Als dann der letzte Tag kam und wir nach der ersten Schulstunde einen Ausflug machten, verabschiede ich mich schweren Herzens von meinen Freundinnen, wohl wissend, dass ich sie nicht wieder sehen würde. Im Bus wollte ich dann mit meinen Klassenkameraden ein wenig ins Gespräch kommen und meinte: „Die Austauschpartnerin von Marie spricht aber gut englisch!“ Sofort brachen alle in schallendes Gelächter aus. „Mensch, bist du blöd, die ist doch aus Wales!“ schrie mich Robert schließlich an. Ja, danke! dachte ich. Soll ich das jetzt schon riechen? Ihr könnt euch denken, dass ich danach nicht mehr sehr erpicht auf weitere Gespräche war.
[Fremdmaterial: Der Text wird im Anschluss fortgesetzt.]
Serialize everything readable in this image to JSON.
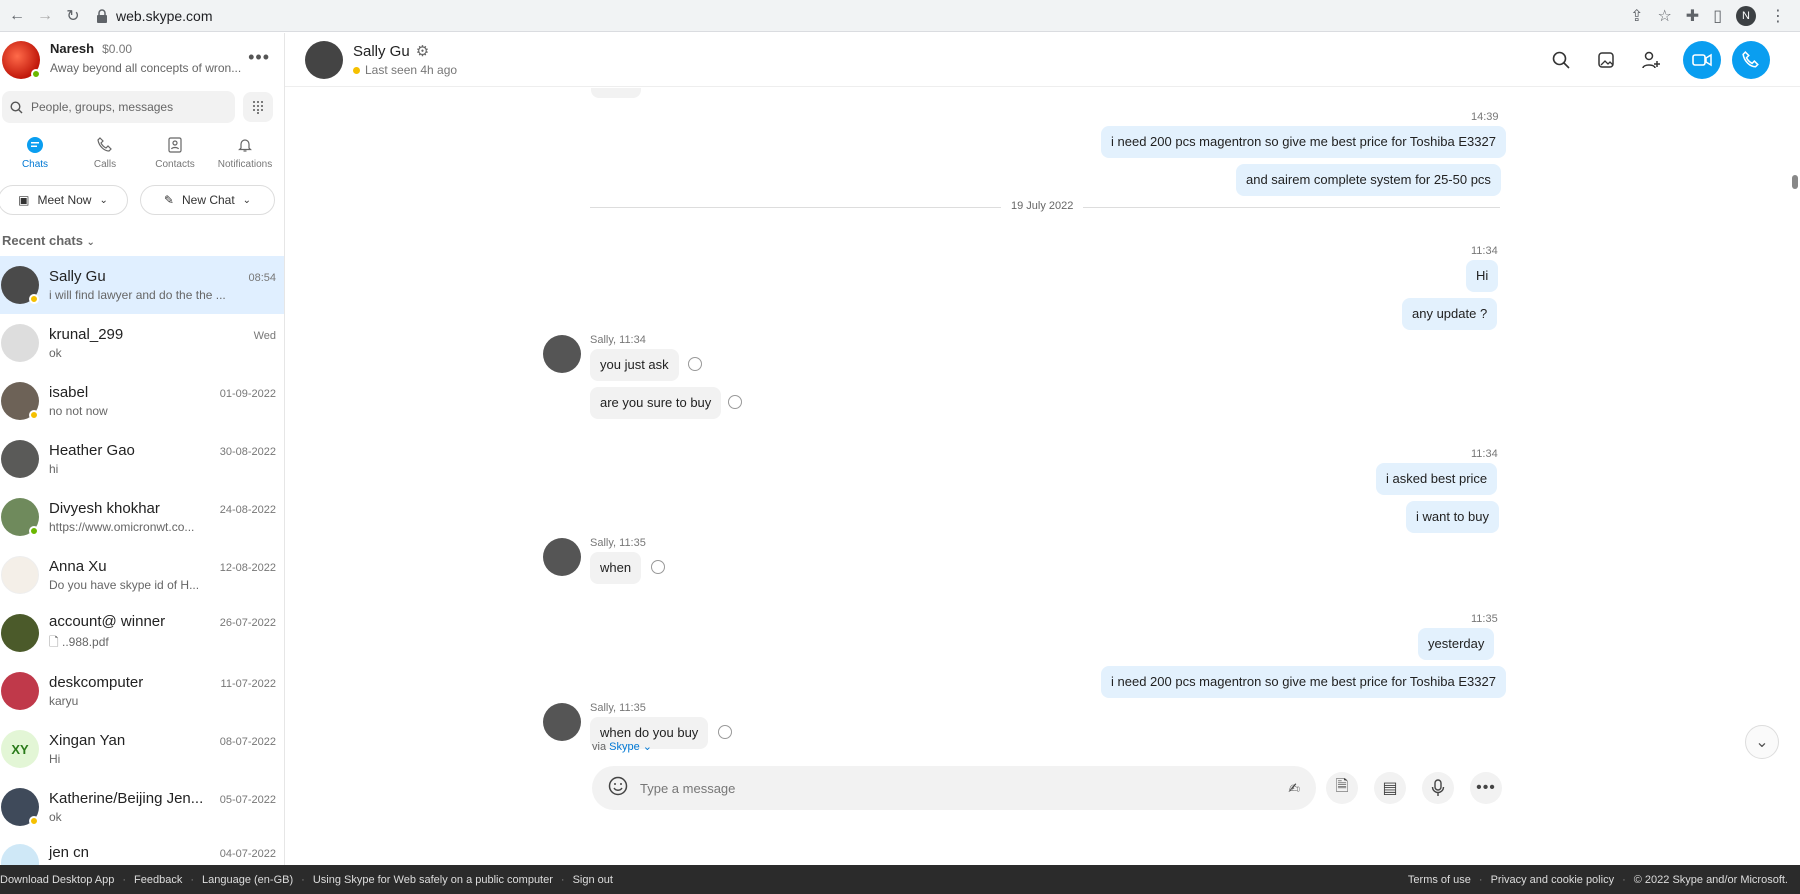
{
  "browser": {
    "url": "web.skype.com",
    "profile_initial": "N"
  },
  "profile": {
    "name": "Naresh",
    "balance": "$0.00",
    "mood": "Away beyond all concepts of wron..."
  },
  "search": {
    "placeholder": "People, groups, messages"
  },
  "tabs": [
    {
      "label": "Chats"
    },
    {
      "label": "Calls"
    },
    {
      "label": "Contacts"
    },
    {
      "label": "Notifications"
    }
  ],
  "actions": {
    "meet_now": "Meet Now",
    "new_chat": "New Chat"
  },
  "recent_label": "Recent chats",
  "chats": [
    {
      "name": "Sally Gu",
      "time": "08:54",
      "preview": "i will find lawyer and do the the ..."
    },
    {
      "name": "krunal_299",
      "time": "Wed",
      "preview": "ok"
    },
    {
      "name": "isabel",
      "time": "01-09-2022",
      "preview": "no not now"
    },
    {
      "name": "Heather Gao",
      "time": "30-08-2022",
      "preview": "hi"
    },
    {
      "name": "Divyesh khokhar",
      "time": "24-08-2022",
      "preview": "https://www.omicronwt.co..."
    },
    {
      "name": "Anna Xu",
      "time": "12-08-2022",
      "preview": "Do you have skype id of H..."
    },
    {
      "name": "account@ winner",
      "time": "26-07-2022",
      "preview": "..988.pdf"
    },
    {
      "name": "deskcomputer",
      "time": "11-07-2022",
      "preview": "karyu"
    },
    {
      "name": "Xingan  Yan",
      "time": "08-07-2022",
      "preview": "Hi",
      "initials": "XY"
    },
    {
      "name": "Katherine/Beijing Jen...",
      "time": "05-07-2022",
      "preview": "ok"
    },
    {
      "name": "jen cn",
      "time": "04-07-2022",
      "preview": ""
    }
  ],
  "header": {
    "name": "Sally Gu",
    "status": "Last seen 4h ago"
  },
  "messages": {
    "t1": "14:39",
    "m1": "i need 200 pcs magentron so give me best price for Toshiba E3327",
    "m2": "and sairem complete system for 25-50 pcs",
    "date": "19 July 2022",
    "t2": "11:34",
    "m3": "Hi",
    "m4": "any update ?",
    "s1": "Sally, 11:34",
    "m5": "you just ask",
    "m6": "are you sure to buy",
    "t3": "11:34",
    "m7": "i asked best price",
    "m8": "i want to buy",
    "s2": "Sally, 11:35",
    "m9": "when",
    "t4": "11:35",
    "m10": "yesterday",
    "m11": "i need 200 pcs magentron so give me best price for Toshiba E3327",
    "s3": "Sally, 11:35",
    "m12": "when do you buy"
  },
  "via": {
    "prefix": "via",
    "app": "Skype"
  },
  "composer": {
    "placeholder": "Type a message"
  },
  "footer": {
    "left": [
      "Download Desktop App",
      "Feedback",
      "Language (en-GB)",
      "Using Skype for Web safely on a public computer",
      "Sign out"
    ],
    "right": [
      "Terms of use",
      "Privacy and cookie policy",
      "© 2022 Skype and/or Microsoft."
    ]
  }
}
Nach dem Ausflug kehrten wir doch noch einmal an die Schule zurück und als ich meine Mädels sah, rannte ich glücklich rufend auf sie zu und wurde stürmisch umarmt. Ein allerletztes Mal.
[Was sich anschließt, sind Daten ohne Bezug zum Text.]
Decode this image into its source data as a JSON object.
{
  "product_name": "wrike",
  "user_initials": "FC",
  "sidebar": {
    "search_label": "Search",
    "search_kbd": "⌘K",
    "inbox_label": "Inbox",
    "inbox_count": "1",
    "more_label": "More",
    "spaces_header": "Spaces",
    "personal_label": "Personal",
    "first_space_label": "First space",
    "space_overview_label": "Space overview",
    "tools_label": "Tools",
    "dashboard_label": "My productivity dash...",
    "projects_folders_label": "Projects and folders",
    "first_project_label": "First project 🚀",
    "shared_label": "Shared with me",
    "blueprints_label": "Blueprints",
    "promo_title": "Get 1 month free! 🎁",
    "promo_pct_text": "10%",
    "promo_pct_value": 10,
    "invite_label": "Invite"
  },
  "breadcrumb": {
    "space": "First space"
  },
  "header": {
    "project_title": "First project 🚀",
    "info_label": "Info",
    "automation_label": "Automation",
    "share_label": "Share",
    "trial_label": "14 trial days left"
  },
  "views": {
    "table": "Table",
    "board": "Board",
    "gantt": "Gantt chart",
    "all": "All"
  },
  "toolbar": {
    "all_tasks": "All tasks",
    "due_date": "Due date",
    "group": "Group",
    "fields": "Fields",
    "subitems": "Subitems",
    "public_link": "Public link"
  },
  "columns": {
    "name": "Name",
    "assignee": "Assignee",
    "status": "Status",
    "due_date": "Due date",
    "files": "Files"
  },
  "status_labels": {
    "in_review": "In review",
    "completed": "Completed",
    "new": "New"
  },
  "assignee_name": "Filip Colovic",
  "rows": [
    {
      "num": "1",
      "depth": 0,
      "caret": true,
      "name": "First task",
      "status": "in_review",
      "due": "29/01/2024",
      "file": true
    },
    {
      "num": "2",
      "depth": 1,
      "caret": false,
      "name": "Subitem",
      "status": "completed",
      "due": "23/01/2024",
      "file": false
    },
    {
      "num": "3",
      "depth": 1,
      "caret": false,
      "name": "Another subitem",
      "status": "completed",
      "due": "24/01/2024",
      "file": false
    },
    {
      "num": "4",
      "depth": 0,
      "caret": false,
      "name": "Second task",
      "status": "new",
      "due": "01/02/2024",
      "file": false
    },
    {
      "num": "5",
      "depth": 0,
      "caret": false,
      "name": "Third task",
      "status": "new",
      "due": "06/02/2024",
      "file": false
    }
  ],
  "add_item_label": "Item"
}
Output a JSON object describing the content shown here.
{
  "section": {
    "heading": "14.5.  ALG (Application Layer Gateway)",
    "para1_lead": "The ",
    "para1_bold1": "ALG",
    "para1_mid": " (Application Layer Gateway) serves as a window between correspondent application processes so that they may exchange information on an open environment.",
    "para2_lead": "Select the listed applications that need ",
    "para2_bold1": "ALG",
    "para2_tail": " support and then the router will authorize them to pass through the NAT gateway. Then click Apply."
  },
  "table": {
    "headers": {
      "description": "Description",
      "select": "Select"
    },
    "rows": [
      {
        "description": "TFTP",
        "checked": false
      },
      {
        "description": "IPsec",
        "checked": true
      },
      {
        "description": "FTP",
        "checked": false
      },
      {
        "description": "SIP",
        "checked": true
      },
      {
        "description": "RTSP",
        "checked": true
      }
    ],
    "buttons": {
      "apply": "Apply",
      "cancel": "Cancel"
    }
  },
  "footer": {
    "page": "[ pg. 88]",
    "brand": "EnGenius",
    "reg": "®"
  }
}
Das konnte ich auch gut brauchen, denn am selben Abend waren der Abschlussball und die Abfahrt, beides sehnte ich nicht herbei. Es verlief jedoch alles einigermaßen gut, bis auf die Tatsache, dass sich das Schloss der Toilettentüre, auf der ich war, irgendwie verklemmte und ich kurz eingeschlossen war. Als jemand anderes hinzukam rief ich natürlich um Hilfe, aber als ich auf die Frage, wer denn da drin sei mit meinem Namen antwortete, ging die Person gleich wieder. Klasse! Eigentlich leide ich nicht an Klaustrophobie (Platzangst), aber die Kabine war schrecklich klein und es war nicht mehr lange bis zur Abfahrt. Logo, dass man da leicht anfällig für Panik ist. Ich kam dann irgendwie von selber raus und verbrachte die meiste Zeit draußen auf dem Pausenhof, an einer Stelle, wo ich die Musik hören und ein Blick auf das Getümmel werfen konnte, aber mich niemand sah. Die Rückfahrt verlief relativ schlaflos, da die anderen, die einschliefen, fotografiert wurden und darauf hatte ich wieder keine Lust.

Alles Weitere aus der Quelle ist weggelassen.